Harold laughed politely at his attempt at a joke and decided it was a good time to exit while they were still on good terms. “Well, I guess we better be going.”
“No need to be rude, Harry.” Pepper motioned at his glass. “Drink your tea.”
Harold watched something floating in the glass while she explained how important it was to Morrie they find his cousin.
Gus handed the picture back to Morrie, whose grin closed back over the gap in his molars. A stray hair from his mutton chop curled into his ear. Gus regarded Morrie for an extra second or two.
“I don’t know. He coulda been here. Hard to tell. So many people in and outta here. Usually don’t talk much, and they always give a nickname.” His fingers made a scratching sound through days-old beard, his steely focus trained on Morrie. “Most people come out looking different after they been on the trail a while. The guys let their hair grow, so they have beards by the time I see ’em. It’s easier up here. Water’s heavy to carry, and usually too cold for shavin’.”
Gus removed his cheaters and rubbed his eyes. “Ever think maybe he don’t want to be found? Know what I’m driving at? He’ll come down when he’s good and ready. If he’s ever ready. Best not to get involved in something you don’t know nothin’ about.” He waggled the glasses at them before plopping them back on his nose. He’d addressed them all, but kept his focus on Harold.
Morrie’s chair legs whined as he shoved back. “Sorry to have disturbed you. Harold’s right, we should be going.”
Relieved, Harold stood as well, this time more determined. His fingers turned the ’scope in his pocket. It was warming up.
“You have no busin
ess bein’ up here.” Again, he gazed directly at Harold. “And be careful who you associate with. You never know just who you can trust. I strongly suggest you go back where you belong.”
“Now see here, mister. Gus.” Something had triggered in Morrie, who visibly struggled to keep himself drawn up to his full, albeit diminutive height. “If you must know my cousin has some information that I need, and if you’ve seen him, I think you should say so.”
Harold watched Gus loom over his friend. Bad idea, Morrie! The air sizzled between them, and his diminutive friend wouldn’t stand a chance if anything started.
But it was Pepper who intervened, one palm on Gus’s chest, the other outstretched to Morrie. “He didn’t mean anything, Gus, really he didn’t. We’ll get going now.”
Harold had to remove the Kaleidoscope from his pocket because the metal was so hot his thigh burned. He switched it from hand to hand while it cooled.
“Whatcha got there, a gun?” Gus started for him, but when he saw what Harold pulled from his pocket, he froze. “Oh.” All the air escaped his lungs in a foul whoosh.
“Show him, Harry.” Pepper nudged him.
The mountain man had gone pale.
“Ever see one of those? Beautiful, isn’t it?” Morrie squeaked from behind Harold.

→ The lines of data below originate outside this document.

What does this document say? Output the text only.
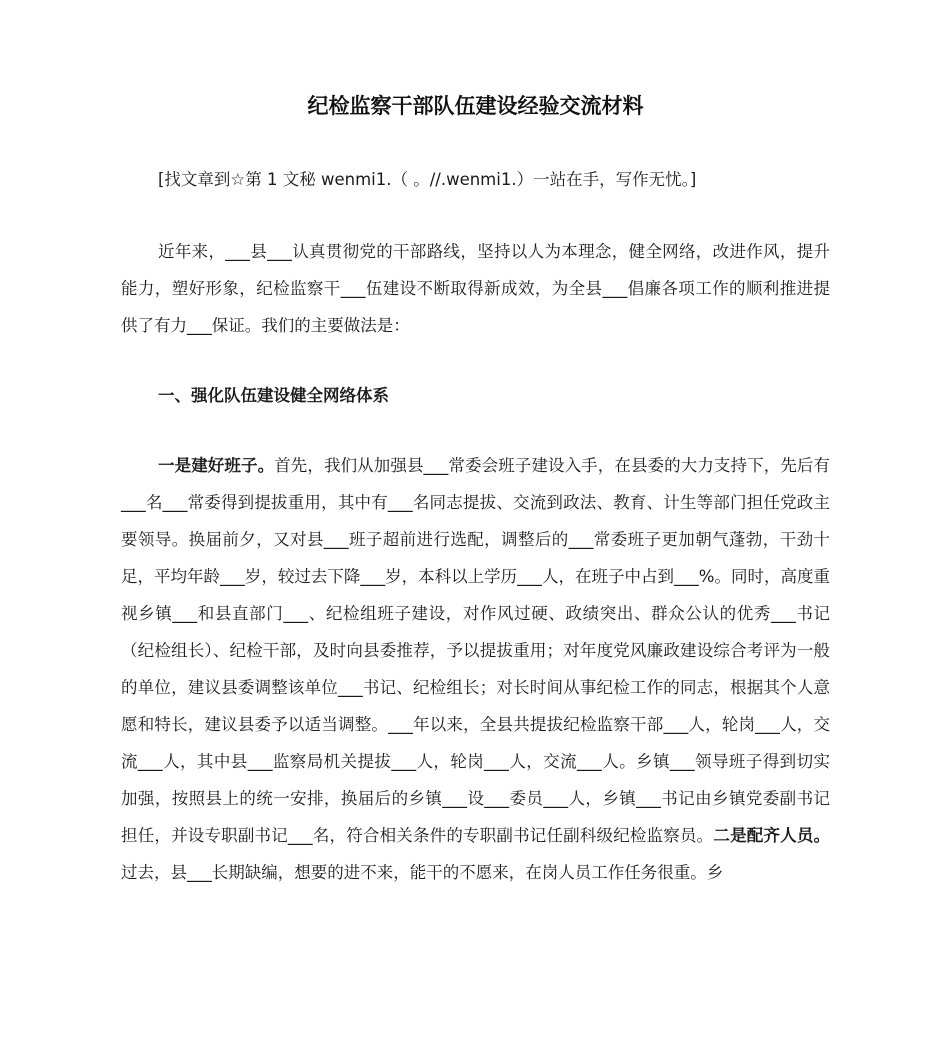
纪检监察干部队伍建设经验交流材料

[找文章到☆第 1 文秘 wenmi1.（ 。//.wenmi1.）一站在手，写作无忧。]

近年来，___县___认真贯彻党的干部路线，坚持以人为本理念，健全网络，改进作风，提升能力，塑好形象，纪检监察干___伍建设不断取得新成效，为全县___倡廉各项工作的顺利推进提供了有力___保证。我们的主要做法是：

一、强化队伍建设健全网络体系

一是建好班子。首先，我们从加强县___常委会班子建设入手，在县委的大力支持下，先后有___名___常委得到提拔重用，其中有___名同志提拔、交流到政法、教育、计生等部门担任党政主要领导。换届前夕，又对县___班子超前进行选配，调整后的___常委班子更加朝气蓬勃，干劲十足，平均年龄___岁，较过去下降___岁，本科以上学历___人，在班子中占到___%。同时，高度重视乡镇___和县直部门___、纪检组班子建设，对作风过硬、政绩突出、群众公认的优秀___书记（纪检组长）、纪检干部，及时向县委推荐，予以提拔重用；对年度党风廉政建设综合考评为一般的单位，建议县委调整该单位___书记、纪检组长；对长时间从事纪检工作的同志，根据其个人意愿和特长，建议县委予以适当调整。___年以来，全县共提拔纪检监察干部___人，轮岗___人，交流___人，其中县___监察局机关提拔___人，轮岗___人，交流___人。乡镇___领导班子得到切实加强，按照县上的统一安排，换届后的乡镇___设___委员___人，乡镇___书记由乡镇党委副书记担任，并设专职副书记___名，符合相关条件的专职副书记任副科级纪检监察员。二是配齐人员。过去，县___长期缺编，想要的进不来，能干的不愿来，在岗人员工作任务很重。乡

“It has messages,” Pepper added.
“It what?” Gus reached for the Kaleidoscope, but Harold held it far enough away he couldn’t easily take it from him.
They needed to leave, and soon, and Harold knew that as soon as Gus, or whatever his name was, looked in it, they’d be here for a long time. Or trapped here forever if he didn’t like what he saw.
But Pepper was immune to the dangers Harold sensed. “We all see something different,” she chirped. “I learned to embrace life. Our friend reunited with his parents because of it.”
“What did you see?” Gus demanded of Harold in a voice too loud for the small room. All of a sudden, something about him seemed familiar. “What? What did it show you?” he roared, and Harold summoned strength from within to make steady eye contact. Gus’s sea green eyes were red-rimmed, his cheeks rough and weathered.